Two-thirds of patients achieved stable disease with sorafenib after resistance to imatinib and sunitinib treatment for gastrointestinal stromal tumors (GIST), according to a phase 2 trial to be presented at the Gastrointestinal Cancers Symposium.
Based on a previous preclinical study that showed sorafenib—an inhibitor of KIT, VEGFR, PDGFR-β, and BRAF kinases—to have activity against several imatinib- and sunitinib-resistant tumors, researchers treated KIT-expressing GIST patients with sorafenib 400 mg orally twice daily. The study was initiated before sunitinib approval for imatinib-resistant GIST, but was amended afterward; therefore, of 38 patients, six were imatinib-resistant and 32 were imatinib/sunitinib-resistant.
With a median follow-up of 31 months, 13% achieved partial response and 55% stable disease.
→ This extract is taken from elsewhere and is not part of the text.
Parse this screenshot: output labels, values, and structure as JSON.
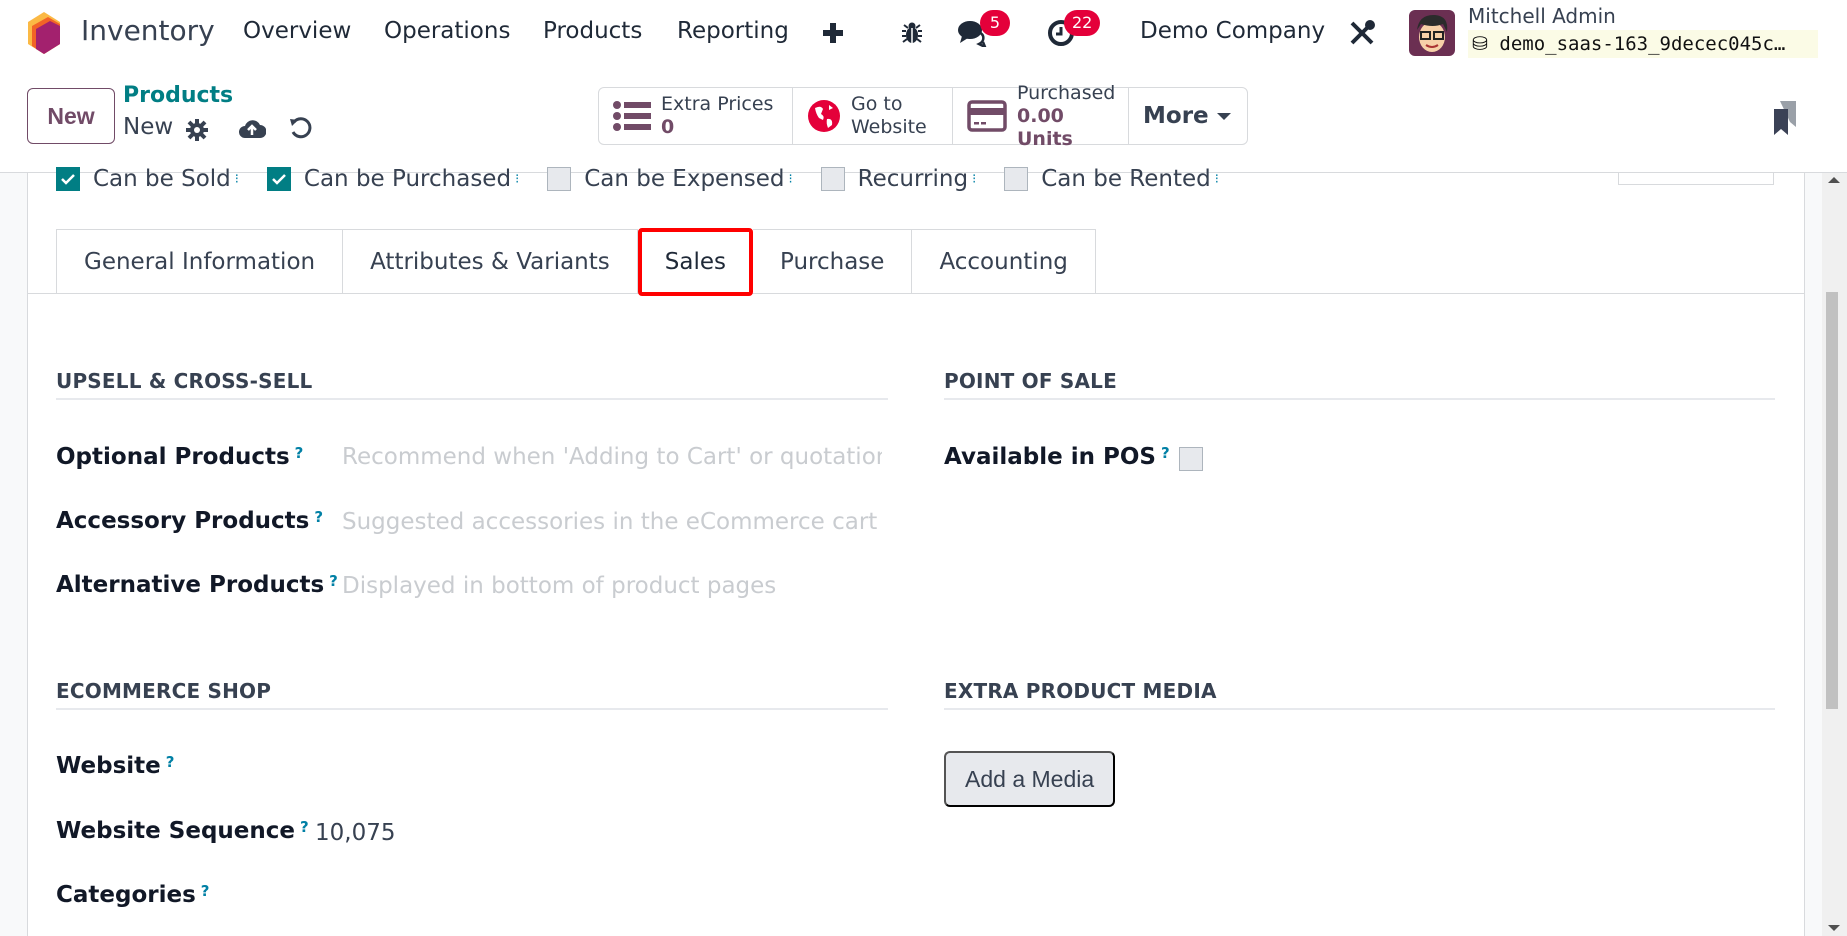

Median progression-free survival was 5.2 months (95% confidence interval [CI], 3.4-7.4); median overall survival was 11.6 months (95% CI, 8.8-18.0). Fifty percent of patients were alive at 1 year; 29% at 2 years. Three patients remain on study. The drug was well tolerated, with grade 3/4 hand-foot syndrome (45%) and hypertension (21%) of most significance.
Based on their results, the researchers concluded that more investigation into sorafenib in the treatment of GIST is warranted.